I've read that one could use a "correction factor" (cf) (e.g. 10 uplifted to some number, for instance 10^10) like so:
(a * cf) / (b * cf)
But I'm not sure this makes a difference in division?
Edit:
Apparently people find this question so bad that they feel the need to down-vote it. Maybe I should have mentioned that I've already looked at the other floating point posts on StackOverflow and I've still not found a single SO post on how to divide two floating point numbers. If the answer is that there is no difference between the solutions for working around floating point issues when adding and when dividing, then just answer that please. Otherwise please tell my why you down-voted this question to avoid me making this mistake in the future.
Edit 2:
I've been asked in the comments which pitfalls I'm referring to, so I thought I'd just add a quick note here as well for the people who don't read the comments:
When adding 0.1 and 0.2, you would expect to get 0.3, but with floating point arithmetic you get 0.30000000000000004 (at least in JavaScript). This is just one example of a common pitfall.
The above issue is discussed many times here on StackOverflow, but I don't know what can happen when dividing and if it differs from the pitfalls found when adding or multiplying. It might be that that there is no risks, in which case that would be a perfectly good answer.
The safest way is to simply divide them. Any prescaling will either do nothing, or increase rounding error, or cause overflow or underflow.
If you prescale by a power of two you may cause overflow or underflow, but will otherwise make no difference in the result.
If you prescale by any other number, you will introduce additional rounding steps on the multiplications, which may lead to increased rounding error on the division result.
If you simply divide, the result will be the closest representable number to the ratio of the two inputs.
IEEE 754 64-bit floating point numbers are incredibly precise. A difference in one part in almost 10^16 can be represented.
There are a few operations, such as floor and exact comparison, that make even extremely low significance bits matter. If you have been reading about floating point pitfalls you should have already seen examples. Avoid those. Round your output to an appropriate number of decimal places. Be careful adding numbers of very different magnitude.

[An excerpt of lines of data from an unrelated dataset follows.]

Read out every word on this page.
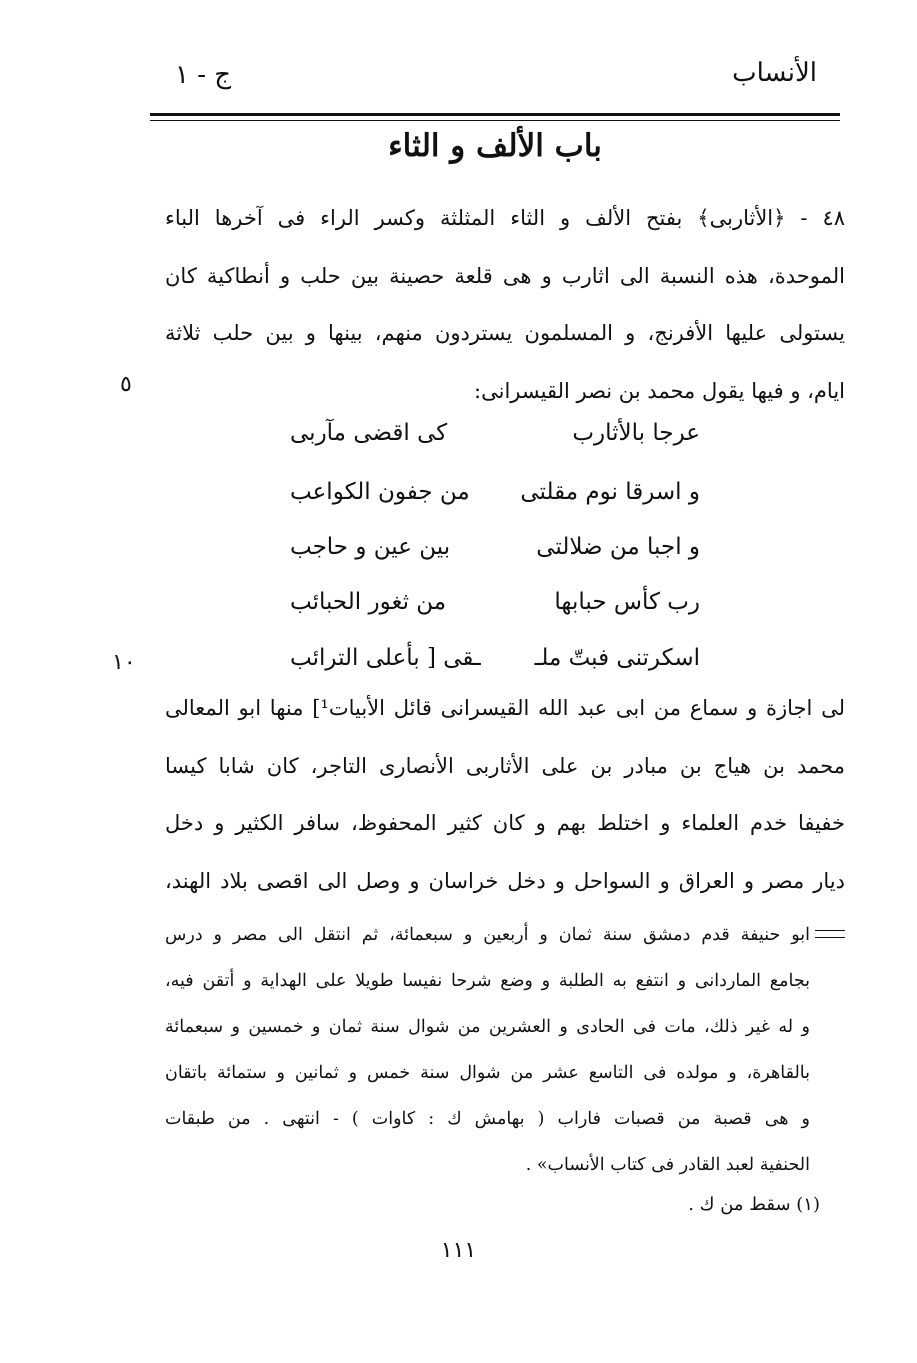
الأنساب
ج - ١
باب الألف و الثاء
٤٨ - ﴿الأثاربى﴾ بفتح الألف و الثاء المثلثة وكسر الراء فى آخرها الباء
الموحدة، هذه النسبة الى اثارب و هى قلعة حصينة بين حلب و أنطاكية كان
يستولى عليها الأفرنج، و المسلمون يستردون منهم، بينها و بين حلب ثلاثة
ايام، و فيها يقول محمد بن نصر القيسرانى:
٥
عرجا بالأثارب
كى اقضى مآربى
و اسرقا نوم مقلتى
من جفون الكواعب
و اجبا من ضلالتى
بين عين و حاجب
رب كأس حبابها
من ثغور الحبائب
اسكرتنى فبتّ ملـ
ـقى [ بأعلى الترائب
١٠
لى اجازة و سماع من ابى عبد الله القيسرانى قائل الأبيات¹] منها ابو المعالى
محمد بن هياج بن مبادر بن على الأثاربى الأنصارى التاجر، كان شابا كيسا
خفيفا خدم العلماء و اختلط بهم و كان كثير المحفوظ، سافر الكثير و دخل
ديار مصر و العراق و السواحل و دخل خراسان و وصل الى اقصى بلاد الهند،
ابو حنيفة قدم دمشق سنة ثمان و أربعين و سبعمائة، ثم انتقل الى مصر و درس
بجامع الماردانى و انتفع به الطلبة و وضع شرحا نفيسا طويلا على الهداية و أتقن فيه،
و له غير ذلك، مات فى الحادى و العشرين من شوال سنة ثمان و خمسين و سبعمائة
بالقاهرة، و مولده فى التاسع عشر من شوال سنة خمس و ثمانين و ستمائة باتقان
و هى قصبة من قصبات فاراب ( بهامش ك : كاوات ) - انتهى . من طبقات
الحنفية لعبد القادر فى كتاب الأنساب» .
(١) سقط من ك .
١١١
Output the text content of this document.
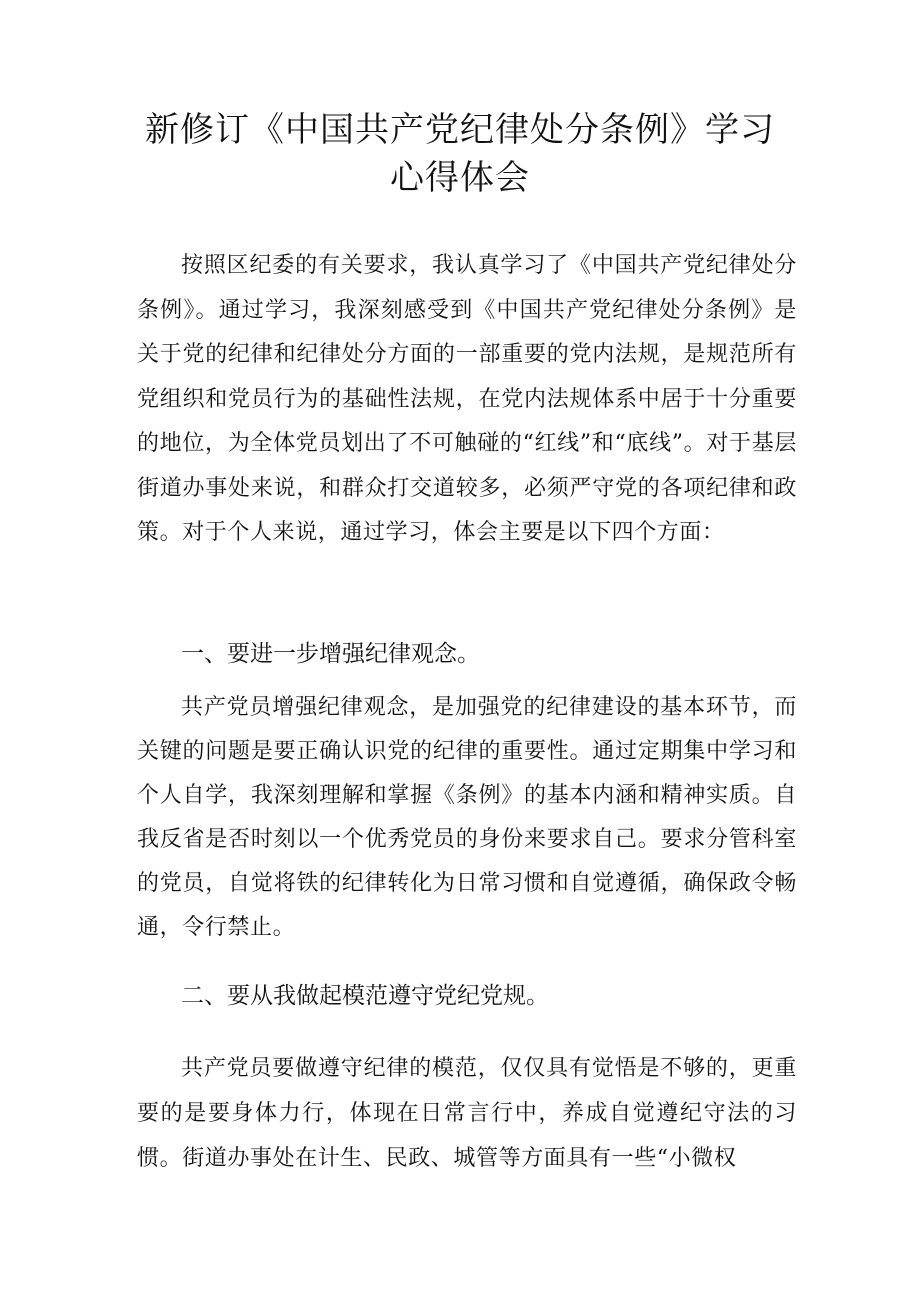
新修订《中国共产党纪律处分条例》学习
心得体会

按照区纪委的有关要求，我认真学习了《中国共产党纪律处分条例》。通过学习，我深刻感受到《中国共产党纪律处分条例》是关于党的纪律和纪律处分方面的一部重要的党内法规，是规范所有党组织和党员行为的基础性法规，在党内法规体系中居于十分重要的地位，为全体党员划出了不可触碰的“红线”和“底线”。对于基层街道办事处来说，和群众打交道较多，必须严守党的各项纪律和政策。对于个人来说，通过学习，体会主要是以下四个方面：

一、要进一步增强纪律观念。

共产党员增强纪律观念，是加强党的纪律建设的基本环节，而关键的问题是要正确认识党的纪律的重要性。通过定期集中学习和个人自学，我深刻理解和掌握《条例》的基本内涵和精神实质。自我反省是否时刻以一个优秀党员的身份来要求自己。要求分管科室的党员，自觉将铁的纪律转化为日常习惯和自觉遵循，确保政令畅通，令行禁止。

二、要从我做起模范遵守党纪党规。

共产党员要做遵守纪律的模范，仅仅具有觉悟是不够的，更重要的是要身体力行，体现在日常言行中，养成自觉遵纪守法的习惯。街道办事处在计生、民政、城管等方面具有一些“小微权
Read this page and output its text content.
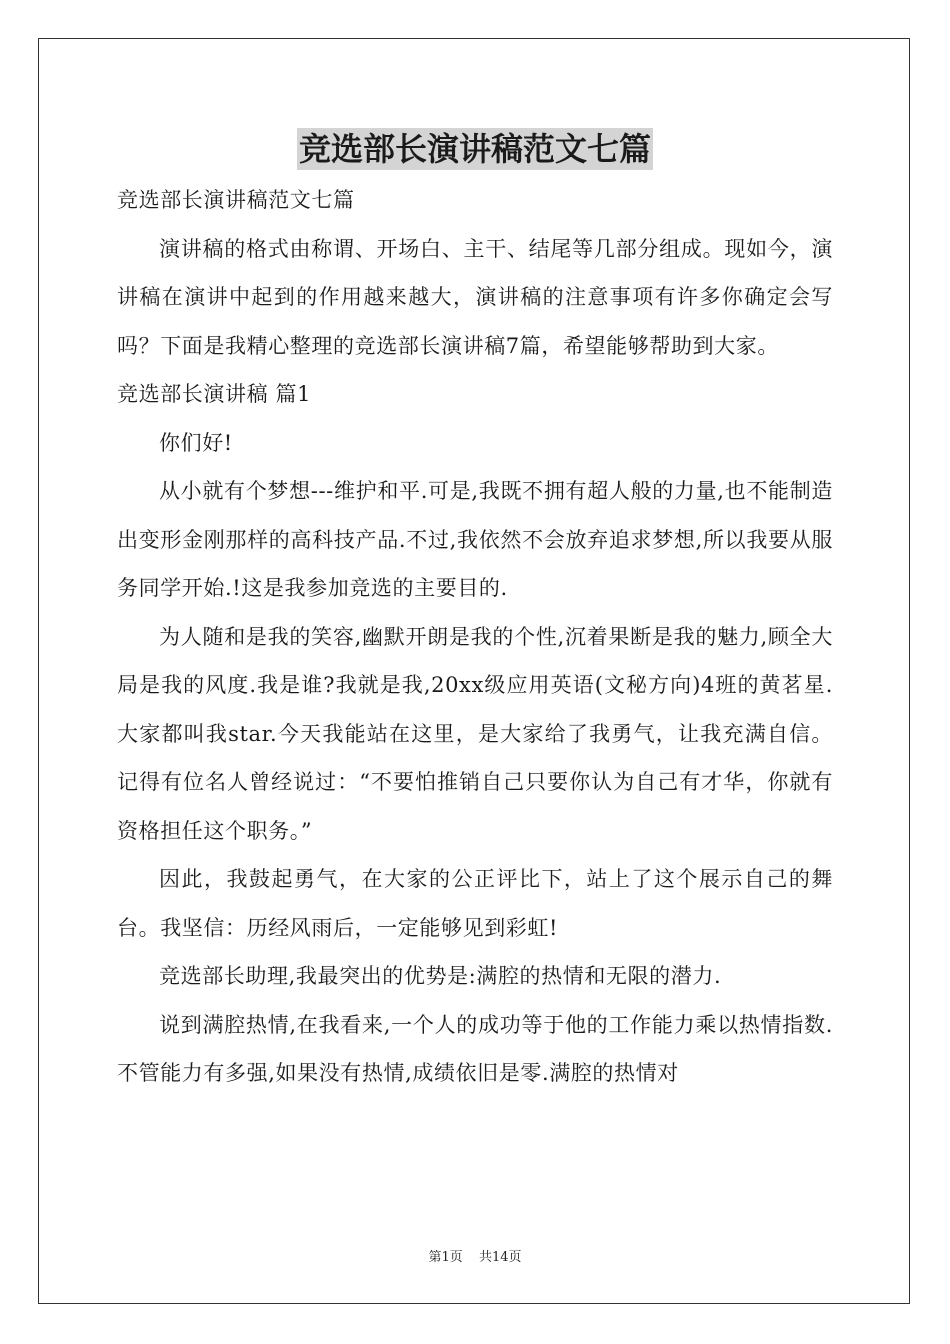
竞选部长演讲稿范文七篇

竞选部长演讲稿范文七篇

演讲稿的格式由称谓、开场白、主干、结尾等几部分组成。现如今，演讲稿在演讲中起到的作用越来越大，演讲稿的注意事项有许多你确定会写吗？下面是我精心整理的竞选部长演讲稿7篇，希望能够帮助到大家。

竞选部长演讲稿 篇1

你们好!

从小就有个梦想---维护和平.可是,我既不拥有超人般的力量,也不能制造出变形金刚那样的高科技产品.不过,我依然不会放弃追求梦想,所以我要从服务同学开始.!这是我参加竞选的主要目的.

为人随和是我的笑容,幽默开朗是我的个性,沉着果断是我的魅力,顾全大局是我的风度.我是谁?我就是我,20xx级应用英语(文秘方向)4班的黄茗星.大家都叫我star.今天我能站在这里，是大家给了我勇气，让我充满自信。记得有位名人曾经说过：“不要怕推销自己只要你认为自己有才华，你就有资格担任这个职务。”

因此，我鼓起勇气，在大家的公正评比下，站上了这个展示自己的舞台。我坚信：历经风雨后，一定能够见到彩虹!

竞选部长助理,我最突出的优势是:满腔的热情和无限的潜力.

说到满腔热情,在我看来,一个人的成功等于他的工作能力乘以热情指数.不管能力有多强,如果没有热情,成绩依旧是零.满腔的热情对

第1页 共14页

The following program demonstrates the effects of using each power of 10 from 10 through 1e20 as scale factor. Most get the same result as not multiplying, 6.0, which is also the rational number arithmetic result. Some get a slightly larger result.
You can experiment with different division problems by changing the initializers for a
and b
. The program prints their exact values, after rounding to double.
import java.math.BigDecimal;
public class Test {
public static void main(String[] args) {
double mult = 10;
double a = 2;
double b = 1.0 / 3.0;
System.out.println("a=" + new BigDecimal(a));
System.out.println("b=" + new BigDecimal(b));
System.out.println("No multiplier result="+(a/b));
for (int i = 0; i < 20; i++) {
System.out.println("mult="+mult + " result="+((a * mult) / (b * mult)));
mult *= 10;
}
}
}
Output:
a=2
b=0.333333333333333314829616256247390992939472198486328125
No multiplier result=6.0
mult=10.0 result=6.000000000000001
mult=100.0 result=6.000000000000001
mult=1000.0 result=6.0
mult=10000.0 result=6.000000000000001
mult=100000.0 result=6.000000000000001
mult=1000000.0 result=6.0
mult=1.0E7 result=6.000000000000001
mult=1.0E8 result=6.0
Floating point division will produce exactly the same "pitfalls" as addition or multiplication operations, and no amount of pre-scaling will fix it - the end result is the end result and it's the internal representation of that in IEEE-754 that causes the "problem".
The solution is to completely forget about these precision issues during calculations themselves, and to perform rounding as late as possible, i.e. only when displaying the results of the calculation, at the point at which the number is converted to a string using the .toFixed()
function provided precisely for that purpose.